La Revue du Ciné-club universitaire, janvier 2008

Édito

Si vous voyez apparaître Fred Astaire à l’écran une canne à la main, se promenant au rythme de la musique, très vite vous identifiez le film comme une comédie musicale. Et quand il commence à faire des claquettes, il n’y a plus de doute, il s’agit bien de ce genre hollywoodien qui connut son âge d’or dans les années cinquante. Mais comme vous l’avez sûrement remarqué, les douze films que nous avons choisis ne sont pas tous des productions américaines de l’après-guerre avec Fred Astaire. La caractéristique du genre tient dans le fait que certains passages sont chantés et/ou dansés.

Notons que cette manière de raconter une histoire n’est pas née avec le cinéma: c’est d’abord un art de la scène. Les productions anglaises et américaines en sont les plus fameuses. Qu’il s’agisse des films ou de la scène, l’expression «comédie musicale» existe en français, mais pas en anglais. En effet, les musicals (terme anglais) n’ont rien à voir avec de la comédie. Même si le ton des films musicaux des années cinquante est léger, il serait faux de les enfermer dans un sous-genre de films ayant comme spécificité l’humour. Le ton ne peut donc pas être retenu comme un critère de définition. En anglais, en revanche, le mot «musical» ne pose aucun problème apparemment, puisque tout film avec de la musique est un musical movie. Mais alors, pourquoi un film-opéra ou un film-concert ne rentreraient-ils pas dans le genre des musicals? Comme nous l’avons dit plus haut, il faut que le film raconte une histoire, donc exit les représentations de spectacle, même celles montrant des comédies musicales sur scène. Quant au filmopéra, le problème se pose différemment. L’opéra est une forme musicale en soi et un film comme la Traviata (Franco Zeffirelli, 1983) appartient à un autre genre. De plus, l’un des éléments majeurs de la comédie musicale est que seuls les moments cruciaux, comme les rencontres amoureuses, sont chantés.
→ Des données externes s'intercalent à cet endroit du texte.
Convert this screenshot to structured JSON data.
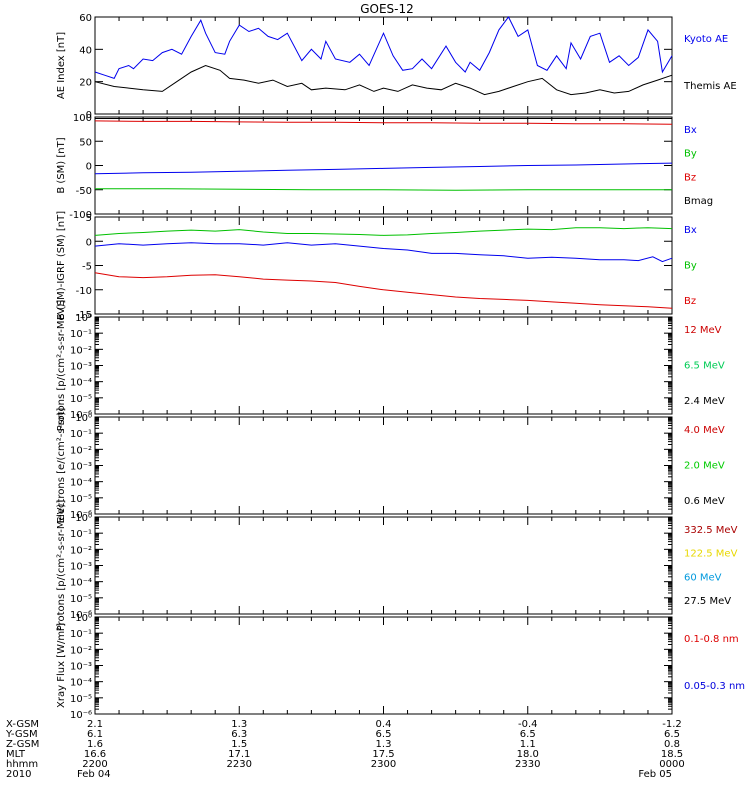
{
  "title": "GOES-12",
  "chart_data": {
    "type": "line",
    "x_start": "2010-02-04 22:00",
    "x_end": "2010-02-05 00:00",
    "panels": [
      {
        "ylabel": "AE Index [nT]",
        "ylim": [
          0,
          60
        ],
        "log": false,
        "ticks": [
          0,
          20,
          40,
          60
        ],
        "tick_labels": [
          "0",
          "20",
          "40",
          "60"
        ],
        "legend": [
          {
            "label": "Kyoto AE",
            "color": "#0000ee"
          },
          {
            "label": "Themis AE",
            "color": "#000000"
          }
        ],
        "series": [
          {
            "name": "Kyoto AE",
            "color": "#0000ee",
            "x": [
              0,
              2,
              4,
              5,
              7,
              8,
              10,
              12,
              14,
              16,
              18,
              20,
              22,
              23,
              25,
              27,
              28,
              30,
              32,
              34,
              36,
              38,
              40,
              43,
              45,
              47,
              48,
              50,
              53,
              55,
              57,
              60,
              62,
              64,
              66,
              68,
              70,
              73,
              75,
              77,
              78,
              80,
              82,
              84,
              86,
              88,
              90,
              92,
              94,
              96,
              98,
              99,
              101,
              103,
              105,
              107,
              109,
              111,
              113,
              115,
              117,
              118,
              120
            ],
            "y": [
              26,
              24,
              22,
              28,
              30,
              28,
              34,
              33,
              38,
              40,
              37,
              48,
              58,
              50,
              38,
              37,
              45,
              55,
              51,
              53,
              48,
              46,
              50,
              33,
              40,
              34,
              45,
              34,
              32,
              37,
              30,
              50,
              36,
              27,
              28,
              34,
              28,
              42,
              32,
              26,
              32,
              27,
              38,
              52,
              60,
              48,
              52,
              30,
              27,
              36,
              28,
              44,
              34,
              48,
              50,
              32,
              36,
              30,
              35,
              52,
              45,
              26,
              36
            ]
          },
          {
            "name": "Themis AE",
            "color": "#000000",
            "x": [
              0,
              4,
              7,
              10,
              14,
              17,
              20,
              23,
              26,
              28,
              31,
              34,
              37,
              40,
              43,
              45,
              48,
              52,
              55,
              58,
              60,
              63,
              66,
              69,
              72,
              75,
              78,
              81,
              84,
              87,
              90,
              93,
              96,
              99,
              102,
              105,
              108,
              111,
              114,
              117,
              120
            ],
            "y": [
              20,
              17,
              16,
              15,
              14,
              20,
              26,
              30,
              27,
              22,
              21,
              19,
              21,
              17,
              19,
              15,
              16,
              15,
              18,
              14,
              16,
              14,
              18,
              16,
              15,
              19,
              16,
              12,
              14,
              17,
              20,
              22,
              15,
              12,
              13,
              15,
              13,
              14,
              18,
              21,
              24
            ]
          }
        ]
      },
      {
        "ylabel": "B (SM) [nT]",
        "ylim": [
          -100,
          100
        ],
        "log": false,
        "ticks": [
          -100,
          -50,
          0,
          50,
          100
        ],
        "tick_labels": [
          "-100",
          "-50",
          "0",
          "50",
          "100"
        ],
        "legend": [
          {
            "label": "Bx",
            "color": "#0000ee"
          },
          {
            "label": "By",
            "color": "#00c000"
          },
          {
            "label": "Bz",
            "color": "#dd0000"
          },
          {
            "label": "Bmag",
            "color": "#000000"
          }
        ],
        "series": [
          {
            "name": "Bx",
            "color": "#0000ee",
            "x": [
              0,
              10,
              20,
              30,
              40,
              50,
              60,
              70,
              80,
              90,
              100,
              110,
              120
            ],
            "y": [
              -17,
              -15,
              -14,
              -12,
              -10,
              -8,
              -6,
              -4,
              -2,
              0,
              1,
              3,
              5
            ]
          },
          {
            "name": "By",
            "color": "#00c000",
            "x": [
              0,
              15,
              30,
              45,
              60,
              75,
              90,
              105,
              120
            ],
            "y": [
              -48,
              -48,
              -49,
              -50,
              -50,
              -51,
              -50,
              -50,
              -50
            ]
          },
          {
            "name": "Bz",
            "color": "#dd0000",
            "x": [
              0,
              10,
              20,
              30,
              40,
              50,
              60,
              70,
              80,
              90,
              100,
              110,
              120
            ],
            "y": [
              92,
              91,
              91,
              90,
              89,
              89,
              88,
              88,
              87,
              87,
              86,
              86,
              85
            ]
          },
          {
            "name": "Bmag",
            "color": "#000000",
            "x": [
              0,
              10,
              20,
              30,
              40,
              50,
              60,
              70,
              80,
              90,
              100,
              110,
              120
            ],
            "y": [
              97,
              97,
              97,
              97,
              97,
              97,
              97,
              97,
              97,
              97,
              97,
              97,
              97
            ]
          }
        ]
      },
      {
        "ylabel": "B (SM)-IGRF (SM) [nT]",
        "ylim": [
          -15,
          5
        ],
        "log": false,
        "ticks": [
          -15,
          -10,
          -5,
          0,
          5
        ],
        "tick_labels": [
          "-15",
          "-10",
          "-5",
          "0",
          "5"
        ],
        "legend": [
          {
            "label": "Bx",
            "color": "#0000ee"
          },
          {
            "label": "By",
            "color": "#00c000"
          },
          {
            "label": "Bz",
            "color": "#dd0000"
          }
        ],
        "series": [
          {
            "name": "Bx",
            "color": "#0000ee",
            "x": [
              0,
              5,
              10,
              15,
              20,
              25,
              30,
              35,
              40,
              45,
              50,
              55,
              60,
              65,
              70,
              75,
              80,
              85,
              90,
              95,
              100,
              105,
              110,
              113,
              116,
              118,
              120
            ],
            "y": [
              -1,
              -0.5,
              -0.8,
              -0.5,
              -0.3,
              -0.5,
              -0.5,
              -0.8,
              -0.3,
              -0.8,
              -0.5,
              -1,
              -1.5,
              -1.8,
              -2.5,
              -2.5,
              -2.8,
              -3,
              -3.5,
              -3.3,
              -3.5,
              -3.8,
              -3.8,
              -4,
              -3.2,
              -4.2,
              -3.5
            ]
          },
          {
            "name": "By",
            "color": "#00c000",
            "x": [
              0,
              5,
              10,
              15,
              20,
              25,
              30,
              35,
              40,
              45,
              50,
              55,
              60,
              65,
              70,
              75,
              80,
              85,
              90,
              95,
              100,
              105,
              110,
              115,
              120
            ],
            "y": [
              1.2,
              1.6,
              1.8,
              2.1,
              2.3,
              2.1,
              2.4,
              1.9,
              1.6,
              1.6,
              1.5,
              1.4,
              1.2,
              1.3,
              1.6,
              1.8,
              2.1,
              2.3,
              2.5,
              2.4,
              2.8,
              2.8,
              2.6,
              2.8,
              2.6
            ]
          },
          {
            "name": "Bz",
            "color": "#dd0000",
            "x": [
              0,
              5,
              10,
              15,
              20,
              25,
              30,
              35,
              40,
              45,
              50,
              55,
              60,
              65,
              70,
              75,
              80,
              85,
              90,
              95,
              100,
              105,
              110,
              115,
              120
            ],
            "y": [
              -6.5,
              -7.3,
              -7.5,
              -7.3,
              -7,
              -6.9,
              -7.3,
              -7.8,
              -8,
              -8.2,
              -8.5,
              -9.3,
              -10,
              -10.5,
              -11,
              -11.5,
              -11.8,
              -12,
              -12.2,
              -12.5,
              -12.8,
              -13.1,
              -13.3,
              -13.5,
              -13.8
            ]
          }
        ]
      },
      {
        "ylabel": "Protons [p/(cm²-s-sr-MeV)]",
        "ylim": [
          1e-06,
          1
        ],
        "log": true,
        "ticks": [
          -6,
          -5,
          -4,
          -3,
          -2,
          -1,
          0
        ],
        "tick_labels": [
          "10⁻⁶",
          "10⁻⁵",
          "10⁻⁴",
          "10⁻³",
          "10⁻²",
          "10⁻¹",
          "10⁰"
        ],
        "legend": [
          {
            "label": "12 MeV",
            "color": "#cc0000"
          },
          {
            "label": "6.5 MeV",
            "color": "#00cc55"
          },
          {
            "label": "2.4 MeV",
            "color": "#000000"
          }
        ],
        "series": []
      },
      {
        "ylabel": "Electrons [e/(cm²-s-sr)]",
        "ylim": [
          1e-06,
          1
        ],
        "log": true,
        "ticks": [
          -6,
          -5,
          -4,
          -3,
          -2,
          -1,
          0
        ],
        "tick_labels": [
          "10⁻⁶",
          "10⁻⁵",
          "10⁻⁴",
          "10⁻³",
          "10⁻²",
          "10⁻¹",
          "10⁰"
        ],
        "legend": [
          {
            "label": "4.0 MeV",
            "color": "#cc0000"
          },
          {
            "label": "2.0 MeV",
            "color": "#00cc00"
          },
          {
            "label": "0.6 MeV",
            "color": "#000000"
          }
        ],
        "series": []
      },
      {
        "ylabel": "Protons [p/(cm²-s-sr-MeV)]",
        "ylim": [
          1e-06,
          1
        ],
        "log": true,
        "ticks": [
          -6,
          -5,
          -4,
          -3,
          -2,
          -1,
          0
        ],
        "tick_labels": [
          "10⁻⁶",
          "10⁻⁵",
          "10⁻⁴",
          "10⁻³",
          "10⁻²",
          "10⁻¹",
          "10⁰"
        ],
        "legend": [
          {
            "label": "332.5 MeV",
            "color": "#aa0000"
          },
          {
            "label": "122.5 MeV",
            "color": "#e8d800"
          },
          {
            "label": "60 MeV",
            "color": "#0099dd"
          },
          {
            "label": "27.5 MeV",
            "color": "#000000"
          }
        ],
        "series": []
      },
      {
        "ylabel": "Xray Flux [W/m²]",
        "ylim": [
          1e-06,
          1
        ],
        "log": true,
        "ticks": [
          -6,
          -5,
          -4,
          -3,
          -2,
          -1,
          0
        ],
        "tick_labels": [
          "10⁻⁶",
          "10⁻⁵",
          "10⁻⁴",
          "10⁻³",
          "10⁻²",
          "10⁻¹",
          "10⁰"
        ],
        "legend": [
          {
            "label": "0.1-0.8 nm",
            "color": "#dd0000"
          },
          {
            "label": "0.05-0.3 nm",
            "color": "#0000dd"
          }
        ],
        "series": []
      }
    ],
    "x_axis_table": {
      "row_labels": [
        "X-GSM",
        "Y-GSM",
        "Z-GSM",
        "MLT",
        "hhmm",
        "2010"
      ],
      "columns": [
        {
          "x": 0,
          "values": [
            "2.1",
            "6.1",
            "1.6",
            "16.6",
            "2200",
            "Feb 04"
          ]
        },
        {
          "x": 30,
          "values": [
            "1.3",
            "6.3",
            "1.5",
            "17.1",
            "2230",
            ""
          ]
        },
        {
          "x": 60,
          "values": [
            "0.4",
            "6.5",
            "1.3",
            "17.5",
            "2300",
            ""
          ]
        },
        {
          "x": 90,
          "values": [
            "-0.4",
            "6.5",
            "1.1",
            "18.0",
            "2330",
            ""
          ]
        },
        {
          "x": 120,
          "values": [
            "-1.2",
            "6.5",
            "0.8",
            "18.5",
            "0000",
            "Feb 05"
          ]
        }
      ]
    }
  }
}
Cependant, il reste un grand nombre d’œuvres qui semblent posséder les critères requis. Par exemple, tous les films montrant le monde artistique possèdent généralement des scènes avec des numéros de danse ou de chant sans être pour autant des comédie musicales. Des films comme All that Jazz (Bob Fosse, 1979) ou encore Fame (Alan Parker, 1980) ne peuvent pas être considérés comme des comédies musicales. La musique, même si elle est introduite par un élément diégétique (interne à l’histoire), est toujours reprise par un orchestre qui n’a pas d’ancrage dans l’histoire.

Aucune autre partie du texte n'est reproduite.